Saturday 17 January 2015

What Blackhat Gets Right: A Chat With Former Hacker Kevin Poulsen

Back in Kevin Poulsen's hacker days, before he became writer and Wired editor, he pulled stunts like taking over the phone lines in a radio contest to win himself a Porsche, or breaking into the FBI's computer system when he ended up on the agency's Most Wanted list to change his physical description. He served a five-year sentence for his crimes. Now he's consulting for Hollywood hacker films.
Poulsen's story itself was not the inspiration for the film Blackhat; it came from Kingpin,Poulsen's 2012 account of Max "Vision" Butler, a white hat hacker who when released from an 18-month cybercrime sentence could no longer find proper employment and turned to the other side. Max Vision provided the framework for Hathaway, the hacker played by Chris Hemsworth (yes, the sexiest man alive) in Blackhat.
As we've pointed out before, Hollywood has a really hard time making hacking look interesting in a movie, and even harder time portraying it accurately. Blackhat comes about as close as anything we've seen before, and it wouldn't have done so without Poulsen's expert influence. We talked to him about the process.
Gizmodo: What do you think Blackhat got right, and what did it get more right than other computer crime movies in the past? And did it miss anything?
Poulsen: The biggest thing it got right was broadly the international nature of cybercrime—how a single attack can implicate so many countries. It's gonna go through a bunch of different servers, and it can be very hard to pin down who's behind it.
But that's something that hasn't really been done in movies before. Then we put a lot of work into finding plausible ways that malware and hosting arrangements and all these other things could be used to advance the plot and all of that I think turned out pretty nice.
It must have been hard to determine a way to show computer activity on a screen in a way that's exciting.

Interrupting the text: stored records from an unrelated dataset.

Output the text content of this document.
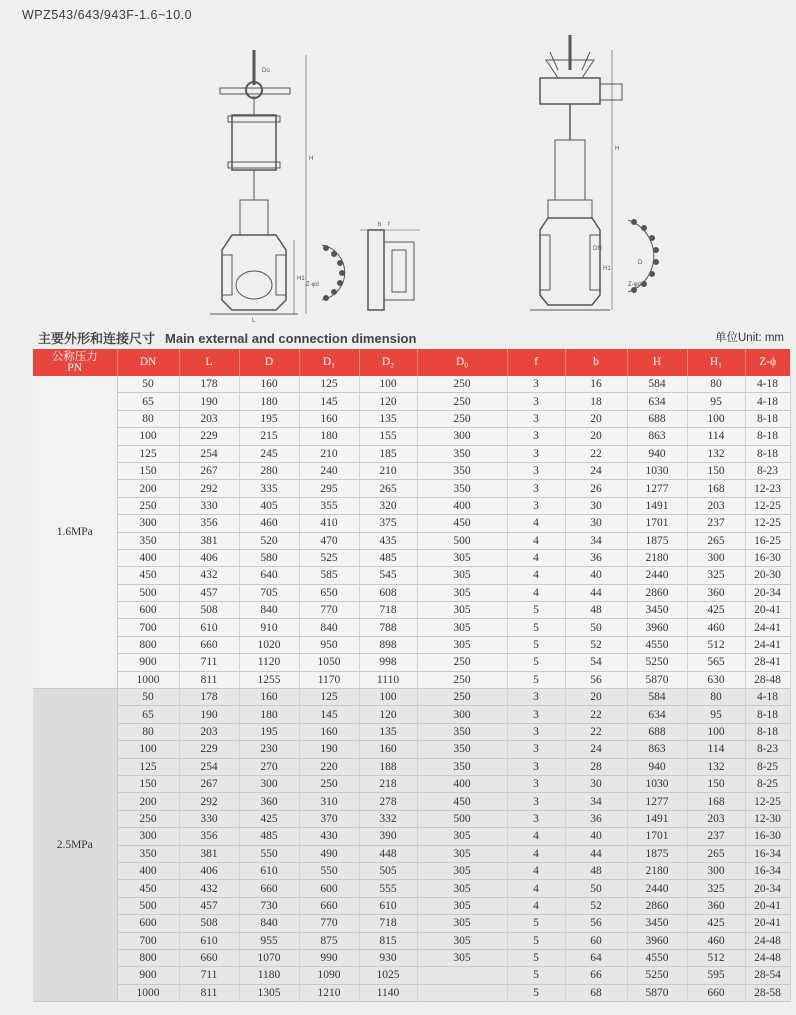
WPZ543/643/943F-1.6~10.0
Do
H
H1
L
Z-φd
b f
H
H1
DN
Z-φd
D
主要外形和连接尺寸 Main external and connection dimension	单位Unit: mm
公称压力
PN	DN	L	D	D₁	D₂	D₀	f	b	H	H₁	Z-ϕ
1.6MPa	50	178	160	125	100	250	3	16	584	80	4-18
	65	190	180	145	120	250	3	18	634	95	4-18
	80	203	195	160	135	250	3	20	688	100	8-18
	100	229	215	180	155	300	3	20	863	114	8-18
	125	254	245	210	185	350	3	22	940	132	8-18
	150	267	280	240	210	350	3	24	1030	150	8-23
	200	292	335	295	265	350	3	26	1277	168	12-23
	250	330	405	355	320	400	3	30	1491	203	12-25
	300	356	460	410	375	450	4	30	1701	237	12-25
	350	381	520	470	435	500	4	34	1875	265	16-25
	400	406	580	525	485	305	4	36	2180	300	16-30
	450	432	640	585	545	305	4	40	2440	325	20-30
	500	457	705	650	608	305	4	44	2860	360	20-34
	600	508	840	770	718	305	5	48	3450	425	20-41
	700	610	910	840	788	305	5	50	3960	460	24-41
	800	660	1020	950	898	305	5	52	4550	512	24-41
	900	711	1120	1050	998	250	5	54	5250	565	28-41
	1000	811	1255	1170	1110	250	5	56	5870	630	28-48
2.5MPa	50	178	160	125	100	250	3	20	584	80	4-18
	65	190	180	145	120	300	3	22	634	95	8-18
	80	203	195	160	135	350	3	22	688	100	8-18
	100	229	230	190	160	350	3	24	863	114	8-23
	125	254	270	220	188	350	3	28	940	132	8-25
	150	267	300	250	218	400	3	30	1030	150	8-25
	200	292	360	310	278	450	3	34	1277	168	12-25
	250	330	425	370	332	500	3	36	1491	203	12-30
	300	356	485	430	390	305	4	40	1701	237	16-30
	350	381	550	490	448	305	4	44	1875	265	16-34
	400	406	610	550	505	305	4	48	2180	300	16-34
	450	432	660	600	555	305	4	50	2440	325	20-34
	500	457	730	660	610	305	4	52	2860	360	20-41
	600	508	840	770	718	305	5	56	3450	425	20-41
	700	610	955	875	815	305	5	60	3960	460	24-48
	800	660	1070	990	930	305	5	64	4550	512	24-48
	900	711	1180	1090	1025		5	66	5250	595	28-54
	1000	811	1305	1210	1140		5	68	5870	660	28-58
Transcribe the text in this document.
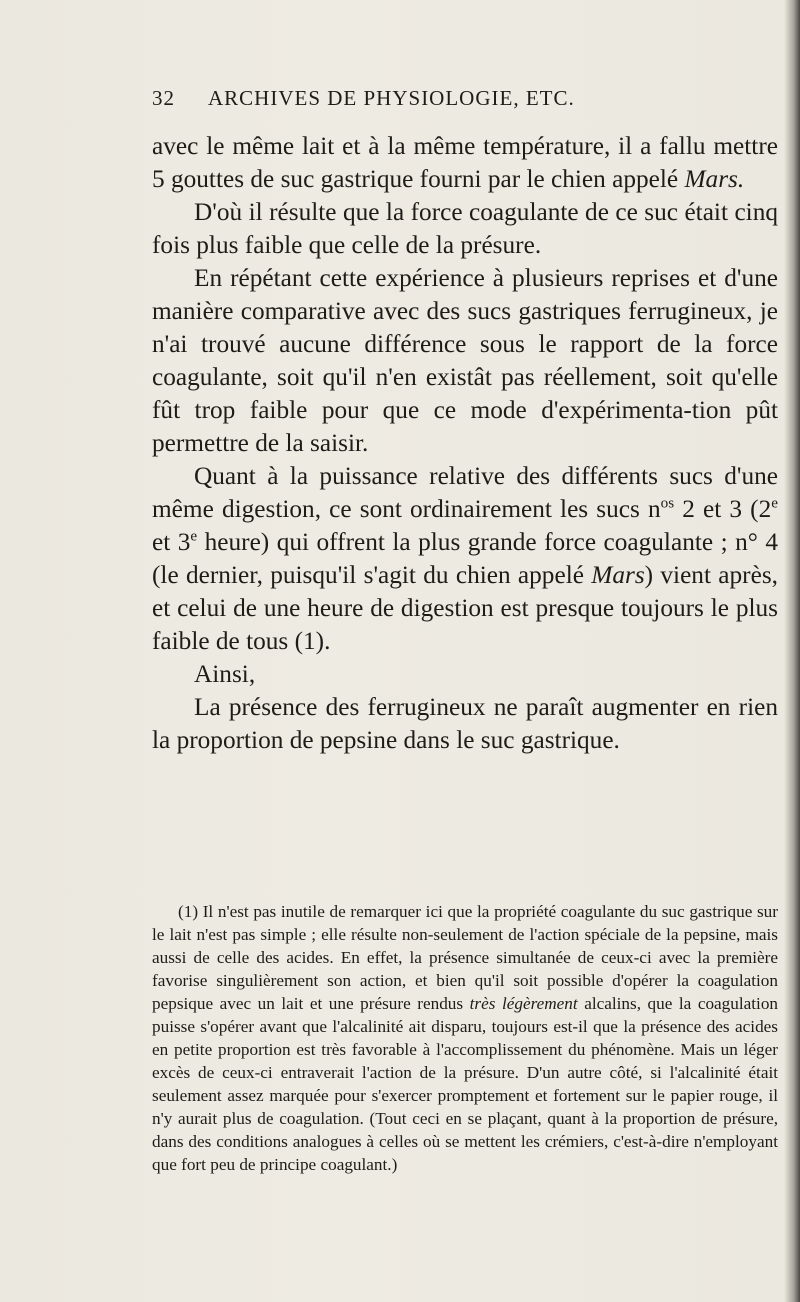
32 ARCHIVES DE PHYSIOLOGIE, ETC.

avec le même lait et à la même température, il a fallu mettre 5 gouttes de suc gastrique fourni par le chien appelé Mars.

D'où il résulte que la force coagulante de ce suc était cinq fois plus faible que celle de la présure.

En répétant cette expérience à plusieurs reprises et d'une manière comparative avec des sucs gastriques ferrugineux, je n'ai trouvé aucune différence sous le rapport de la force coagulante, soit qu'il n'en existât pas réellement, soit qu'elle fût trop faible pour que ce mode d'expérimenta-tion pût permettre de la saisir.

Quant à la puissance relative des différents sucs d'une même digestion, ce sont ordinairement les sucs $n^{os}$ 2 et 3 (2e et 3e heure) qui offrent la plus grande force coagulante ; n° 4 (le dernier, puisqu'il s'agit du chien appelé Mars) vient après, et celui de une heure de digestion est presque toujours le plus faible de tous (1).

Ainsi,

La présence des ferrugineux ne paraît augmenter en rien la proportion de pepsine dans le suc gastrique.

(1) Il n'est pas inutile de remarquer ici que la propriété coagulante du suc gastrique sur le lait n'est pas simple ; elle résulte non-seulement de l'action spéciale de la pepsine, mais aussi de celle des acides. En effet, la présence simultanée de ceux-ci avec la première favorise singulièrement son action, et bien qu'il soit possible d'opérer la coagulation pepsique avec un lait et une présure rendus très légèrement alcalins, que la coagulation puisse s'opérer avant que l'alcalinité ait disparu, toujours est-il que la présence des acides en petite proportion est très favorable à l'accomplissement du phénomène. Mais un léger excès de ceux-ci entraverait l'action de la présure. D'un autre côté, si l'alcalinité était seulement assez marquée pour s'exercer promptement et fortement sur le papier rouge, il n'y aurait plus de coagulation. (Tout ceci en se plaçant, quant à la proportion de présure, dans des conditions analogues à celles où se mettent les crémiers, c'est-à-dire n'employant que fort peu de principe coagulant.)
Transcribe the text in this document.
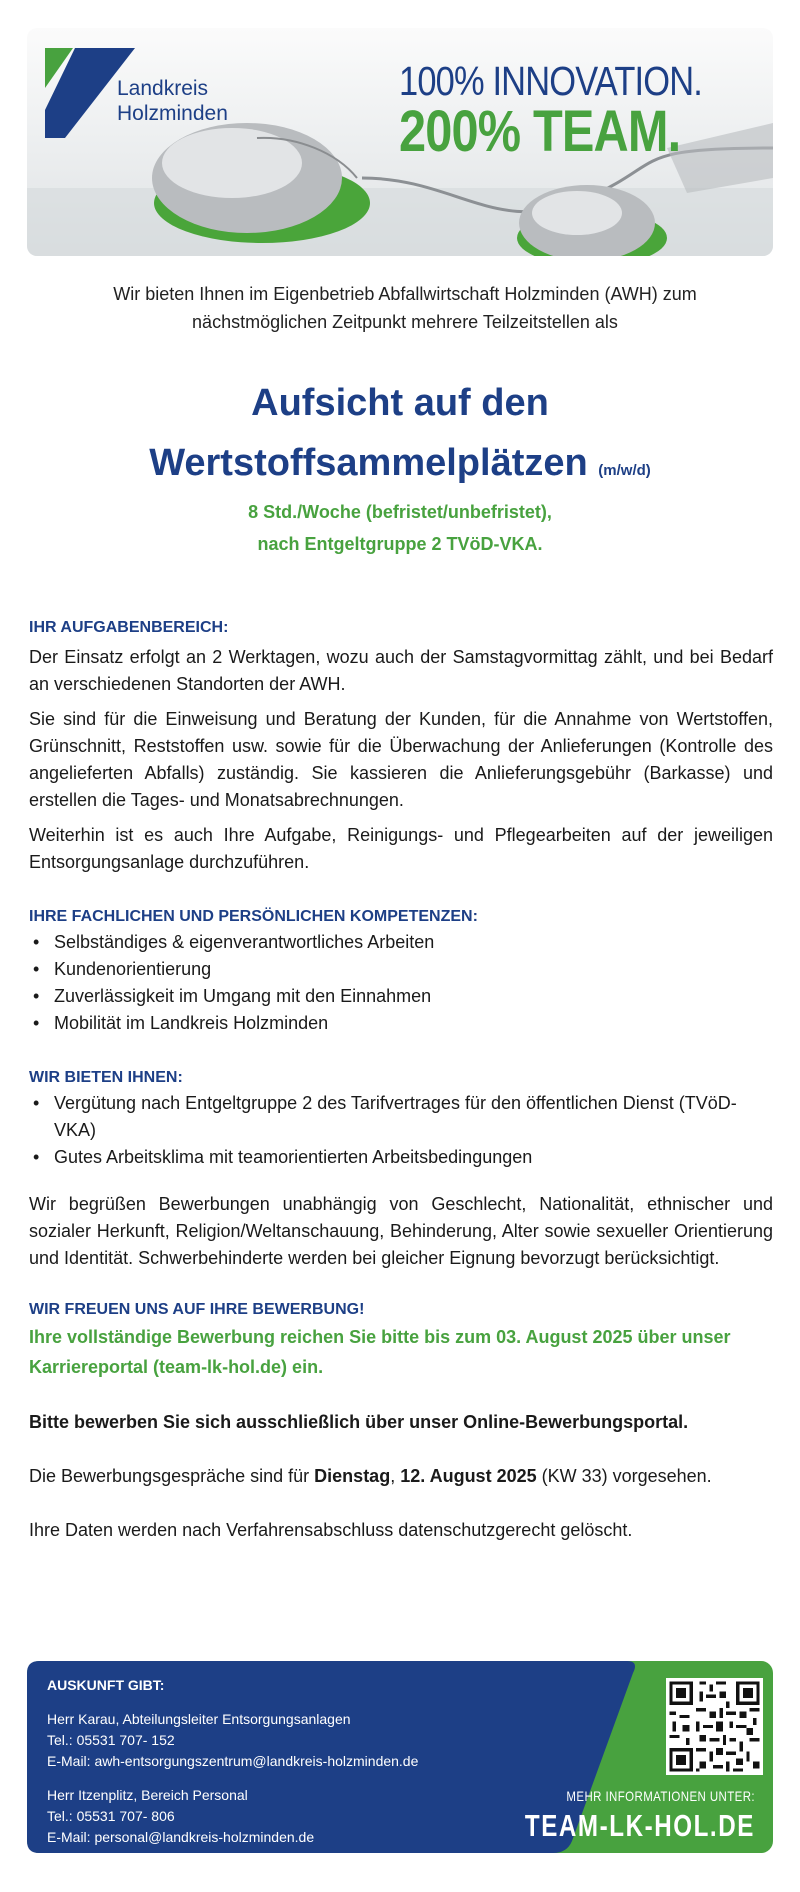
Landkreis
Holzminden
100% INNOVATION.
200% TEAM.
Wir bieten Ihnen im Eigenbetrieb Abfallwirtschaft Holzminden (AWH) zum nächstmöglichen Zeitpunkt mehrere Teilzeitstellen als
Aufsicht auf den
Wertstoffsammelplätzen (m/w/d)
8 Std./Woche (befristet/unbefristet),
nach Entgeltgruppe 2 TVöD-VKA.
IHR AUFGABENBEREICH:
Der Einsatz erfolgt an 2 Werktagen, wozu auch der Samstagvormittag zählt, und bei Bedarf an verschiedenen Standorten der AWH.
Sie sind für die Einweisung und Beratung der Kunden, für die Annahme von Wertstoffen, Grünschnitt, Reststoffen usw. sowie für die Überwachung der Anlieferungen (Kontrolle des angelieferten Abfalls) zuständig. Sie kassieren die Anlieferungsgebühr (Barkasse) und erstellen die Tages- und Monatsabrechnungen.
Weiterhin ist es auch Ihre Aufgabe, Reinigungs- und Pflegearbeiten auf der jeweiligen Entsorgungsanlage durchzuführen.
IHRE FACHLICHEN UND PERSÖNLICHEN KOMPETENZEN:
• Selbständiges & eigenverantwortliches Arbeiten
• Kundenorientierung
• Zuverlässigkeit im Umgang mit den Einnahmen
• Mobilität im Landkreis Holzminden
WIR BIETEN IHNEN:
• Vergütung nach Entgeltgruppe 2 des Tarifvertrages für den öffentlichen Dienst (TVöD-VKA)
• Gutes Arbeitsklima mit teamorientierten Arbeitsbedingungen
Wir begrüßen Bewerbungen unabhängig von Geschlecht, Nationalität, ethnischer und sozialer Herkunft, Religion/Weltanschauung, Behinderung, Alter sowie sexueller Orientierung und Identität. Schwerbehinderte werden bei gleicher Eignung bevorzugt berücksichtigt.
WIR FREUEN UNS AUF IHRE BEWERBUNG!
Ihre vollständige Bewerbung reichen Sie bitte bis zum 03. August 2025 über unser Karriereportal (team-lk-hol.de) ein.
Bitte bewerben Sie sich ausschließlich über unser Online-Bewerbungsportal.
Die Bewerbungsgespräche sind für Dienstag, 12. August 2025 (KW 33) vorgesehen.
Ihre Daten werden nach Verfahrensabschluss datenschutzgerecht gelöscht.
AUSKUNFT GIBT:
Herr Karau, Abteilungsleiter Entsorgungsanlagen
Tel.: 05531 707- 152
E-Mail: awh-entsorgungszentrum@landkreis-holzminden.de
Herr Itzenplitz, Bereich Personal
Tel.: 05531 707- 806
E-Mail: personal@landkreis-holzminden.de
MEHR INFORMATIONEN UNTER:
TEAM-LK-HOL.DE
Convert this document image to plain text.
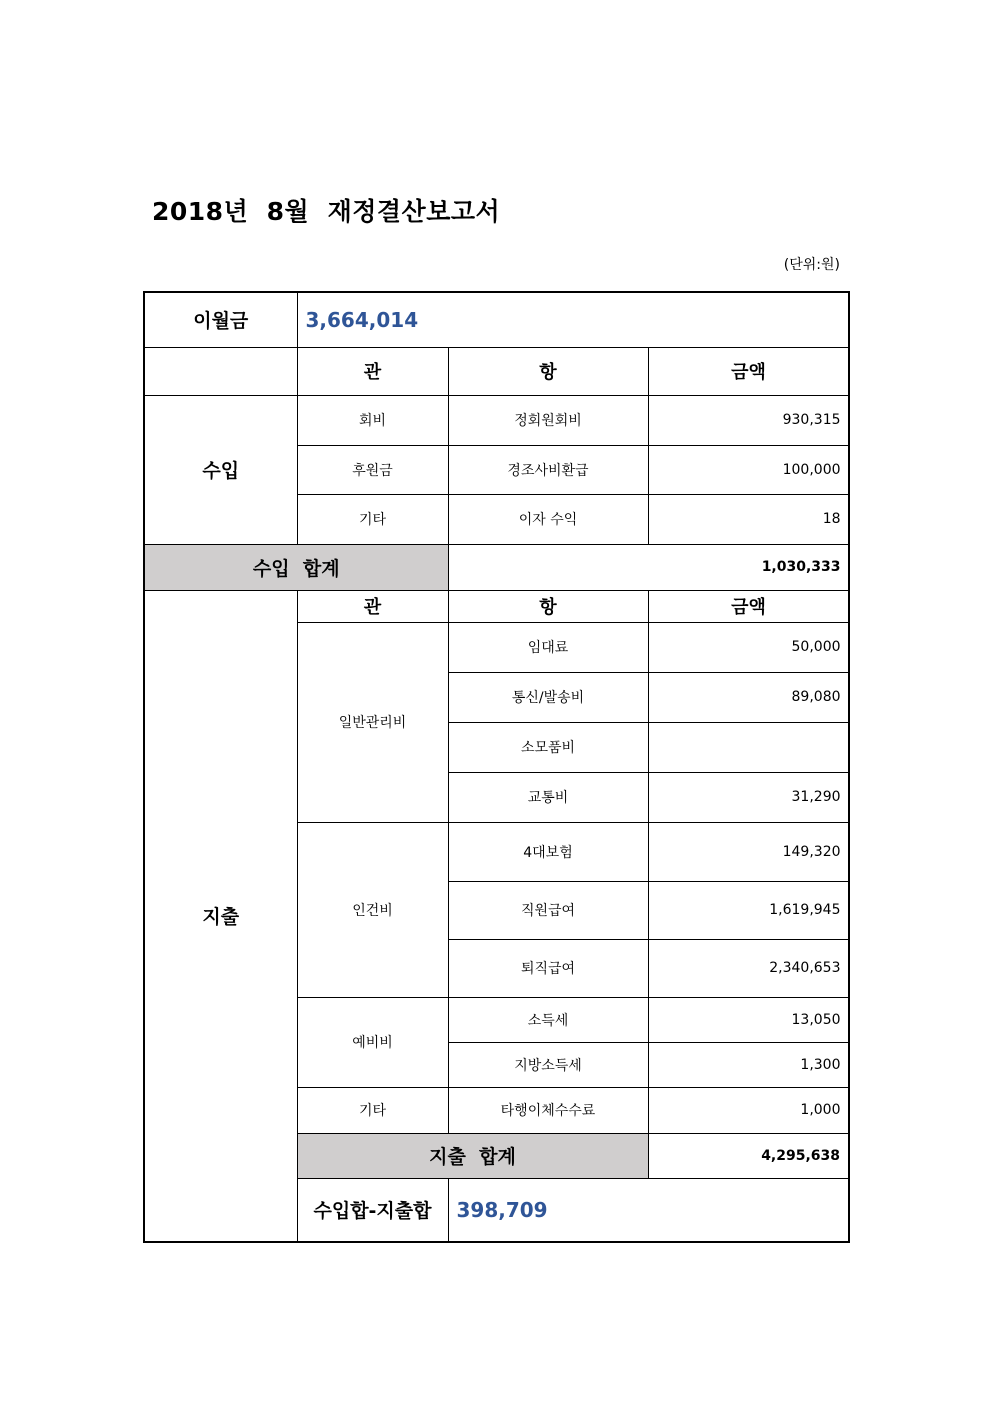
2018년  8월  재정결산보고서
(단위:원)
이월금	3,664,014		
	관	항	금액
수입	회비	정회원회비	930,315
	후원금	경조사비환급	100,000
	기타	이자 수익	18
수입  합계		1,030,333	
지출	관	항	금액
	일반관리비	임대료	50,000
		통신/발송비	89,080
		소모품비	
		교통비	31,290
	인건비	4대보험	149,320
		직원급여	1,619,945
		퇴직급여	2,340,653
	예비비	소득세	13,050
		지방소득세	1,300
	기타	타행이체수수료	1,000
	지출  합계		4,295,638
	수입합-지출합	398,709	
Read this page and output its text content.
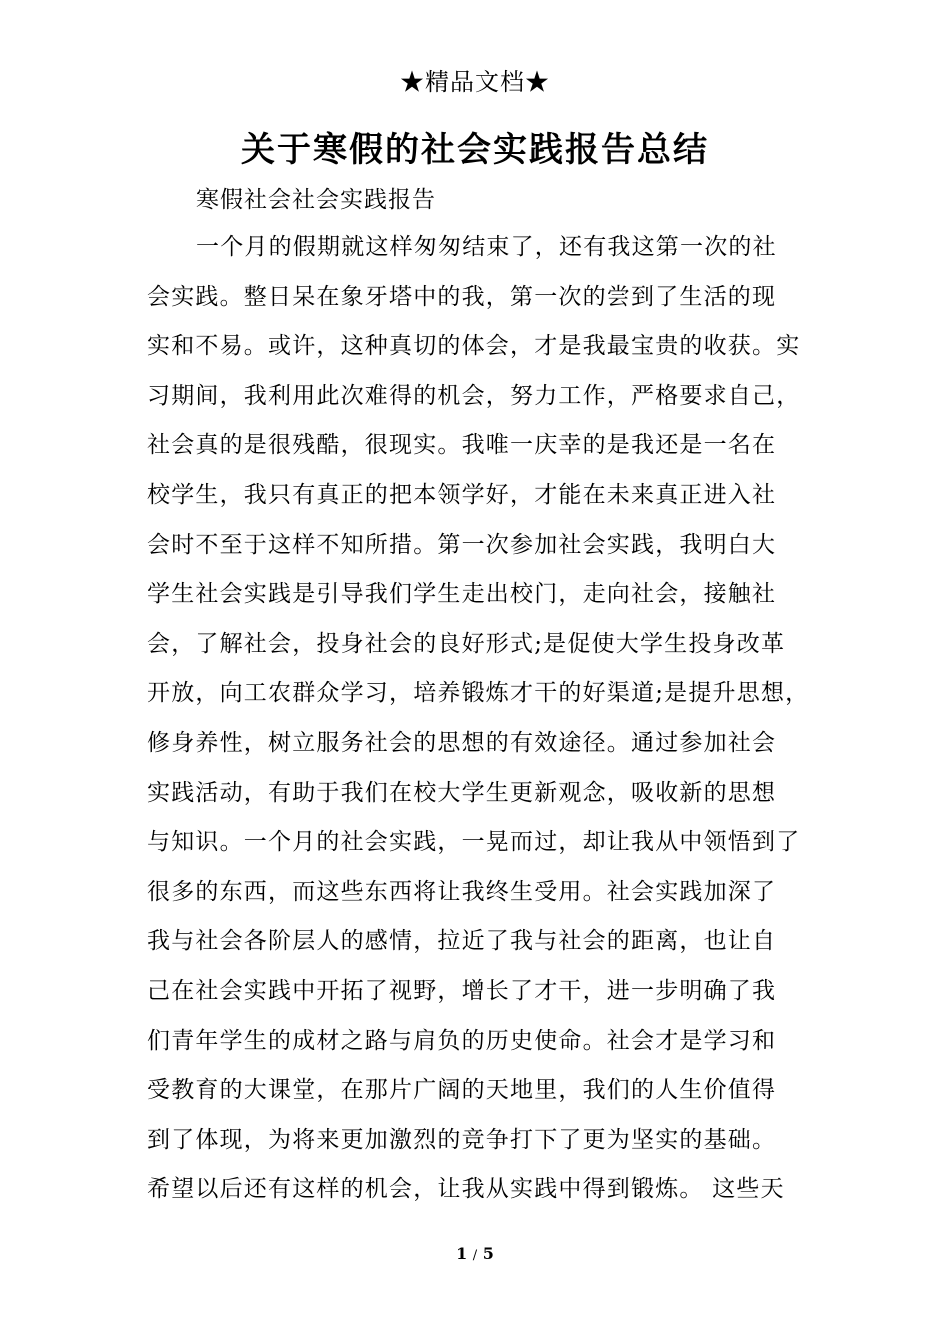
★精品文档★
关于寒假的社会实践报告总结
寒假社会社会实践报告
一个月的假期就这样匆匆结束了，还有我这第一次的社
会实践。整日呆在象牙塔中的我，第一次的尝到了生活的现
实和不易。或许，这种真切的体会，才是我最宝贵的收获。实
习期间，我利用此次难得的机会，努力工作，严格要求自己，
社会真的是很残酷，很现实。我唯一庆幸的是我还是一名在
校学生，我只有真正的把本领学好，才能在未来真正进入社
会时不至于这样不知所措。第一次参加社会实践，我明白大
学生社会实践是引导我们学生走出校门，走向社会，接触社
会，了解社会，投身社会的良好形式;是促使大学生投身改革
开放，向工农群众学习，培养锻炼才干的好渠道;是提升思想，
修身养性，树立服务社会的思想的有效途径。通过参加社会
实践活动，有助于我们在校大学生更新观念，吸收新的思想
与知识。一个月的社会实践，一晃而过，却让我从中领悟到了
很多的东西，而这些东西将让我终生受用。社会实践加深了
我与社会各阶层人的感情，拉近了我与社会的距离，也让自
己在社会实践中开拓了视野，增长了才干，进一步明确了我
们青年学生的成材之路与肩负的历史使命。社会才是学习和
受教育的大课堂，在那片广阔的天地里，我们的人生价值得
到了体现，为将来更加激烈的竞争打下了更为坚实的基础。
希望以后还有这样的机会，让我从实践中得到锻炼。 这些天
1 / 5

Yeah, well, he (director Michael Mann) did this great CGI at the beginning of the film. I had nothing to do with that, but that turned out really good. When I learned that he planned on trying to visualize a computer intrusion with graphics, I immediately thought of all these other movies where that's been done just horribly, and I voiced that concern and he wound up having this very specific plan to make it this very physical look. And I think he actually got the EDA file for an actual chipset and motherboard and put that right into the CGI, so it's actually very authentic.